Фролих посмотрела на Нигли с удивлением и уважением одновременно.
– До этого мы еще доберемся, – ответила она. – Но только мы уверены в том, что это все же мужчина, а не женщина.
– Почему?
– И об этом я тоже вам расскажу в свое время.
– Но почему тебя так взволновало это письмо? – удивился Ричер. – Мне всегда казалось, что фигуры такой величины должны получать целые мешки писем со всевозможными угрозами.
Фролих кивнула.
– Как правило, их бывает по нескольку тысяч в год. Но большинство адресовано президенту. Как-то необычно получить такое письмо на имя вице-президента. Кроме того, эти послания чаще всего бывают написаны на огрызках бумаги цветными карандашами, жутким почерком и непременно с ошибками. А это отличается безукоризненностью. Оно с самого начала удивило меня, и потому мы отнеслись к нему со всей серьезностью.
– Откуда оно пришло?
– Из Лас-Вегаса, – ответила Фролих. – Правда, это нам ничего не проясняет. А если учитывать, что американцы любят путешествовать по своей стране… Да к тому же, Лас-Вегас как раз в этом отношении является первым по количеству мигрирующего народонаселения.
– Так вы убеждены в том, что письмо прислал именно американец?
– Только если учитывать статистические данные. Никогда еще мы не получали письменных угроз от иностранцев.
– И вы не считаете, что он является жителем Лас-Вегаса?
– Вряд ли. Скорее всего, он специально отправился туда, чтобы опустить в ящик свое письмо.
– Что же заставило вас прийти к такому выводу?
– На этом настаивают криминалисты из лаборатории, – пояснила Фролих. – Они утверждают, что письмо отправлял очень осторожный тип.
– Подробней, если можно.
– Вы же оба, как мне помнится, были специалистами военной полиции, верно?
– Нигли была специалистом по переламыванию шей, – пояснил Ричер. – Но, если не ошибаюсь, она интересовалась и другими вещами.
– Не обращай на него внимания, – посоветовала Нигли. – Я полгода провела в лаборатории ФБР, где меня успели кое-чему обучить.
Фролих понимающе кивнула:
– Мы как раз и отсылали это письмо в ФБР, поскольку у них возможности куда обширней наших.

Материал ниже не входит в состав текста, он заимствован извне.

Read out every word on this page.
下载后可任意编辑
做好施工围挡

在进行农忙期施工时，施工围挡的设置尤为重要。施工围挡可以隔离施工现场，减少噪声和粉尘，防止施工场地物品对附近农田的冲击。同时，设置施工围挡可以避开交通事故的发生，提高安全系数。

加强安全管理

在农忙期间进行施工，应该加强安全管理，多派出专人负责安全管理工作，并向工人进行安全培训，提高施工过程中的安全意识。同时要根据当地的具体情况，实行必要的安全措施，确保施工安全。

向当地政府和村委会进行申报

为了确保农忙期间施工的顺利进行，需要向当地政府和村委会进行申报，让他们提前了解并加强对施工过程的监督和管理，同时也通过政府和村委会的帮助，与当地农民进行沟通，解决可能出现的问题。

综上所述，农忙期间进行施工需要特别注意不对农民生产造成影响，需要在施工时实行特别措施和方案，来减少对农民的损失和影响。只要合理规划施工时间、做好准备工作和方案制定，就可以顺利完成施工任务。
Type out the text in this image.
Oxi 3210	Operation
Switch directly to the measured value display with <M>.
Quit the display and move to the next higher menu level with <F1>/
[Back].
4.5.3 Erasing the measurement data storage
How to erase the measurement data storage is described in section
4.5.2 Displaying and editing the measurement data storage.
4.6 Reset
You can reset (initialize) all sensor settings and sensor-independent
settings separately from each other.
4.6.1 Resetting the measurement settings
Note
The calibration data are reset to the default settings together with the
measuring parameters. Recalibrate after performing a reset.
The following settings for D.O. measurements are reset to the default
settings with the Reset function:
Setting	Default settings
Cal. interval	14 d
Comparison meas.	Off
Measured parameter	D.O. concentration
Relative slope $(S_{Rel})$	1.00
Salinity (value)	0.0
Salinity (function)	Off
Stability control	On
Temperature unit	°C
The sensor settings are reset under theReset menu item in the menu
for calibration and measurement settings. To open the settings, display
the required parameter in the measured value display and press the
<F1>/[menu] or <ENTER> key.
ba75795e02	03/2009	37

В комнату постучали. Ричер поднялся и, подойдя к двери, посмотрел в глазок. Это пришел официант с кофе. Ричер открыл дверь и принял у него поднос. На нем стоял большой кофейник, три перевернутых чашки и три блюдца. Ни молока, ни сахара, ни ложек, только еще одна роза в изящной фарфоровой вазе. Он поставил поднос на стол, а Фролих предварительно отодвинула фотографию в сторону, освобождая ему место. Нигли перевернула чашки и принялась разливать ароматный напиток.
– Так что же удалось обнаружить экспертам ФБР? – поинтересовалась она.
– Конверт рассказал мало, – начала Фролих. – Стандартный, из коричневой бумаги, с клеевым клапаном и металлической застежкой-«бабочкой». Адрес напечатан на самоклеющейся бумажке, скорее всего, на том же самом принтере, который использован и для послания. Лист внутри оказался не сложенным. Клеевой слой намочен водой из-под крана. Никакой слюны, а следовательно, мы не имели возможности определить ДНК. На металлической застежке также не обнаружено никаких отпечатков пальцев. А вот на самом конверте их нашлось целых пять комплектов. Три принадлежали работникам почты, их отпечатки находятся в файлах правительственных сотрудников. Это одно из условий, о котором им сообщают в день найма. Четвертым оказался почтальон, разносящий письма в Сенате, который передал конверт нам, последним – агент, который вскрыл конверт.
Нигли кивнула:
– Значит, о конверте лучше забыть сразу. Только должна заметить, что использовать водопроводную воду со стороны неизвестного достаточно мудро. Это парень начитанный, идет в ногу со временем.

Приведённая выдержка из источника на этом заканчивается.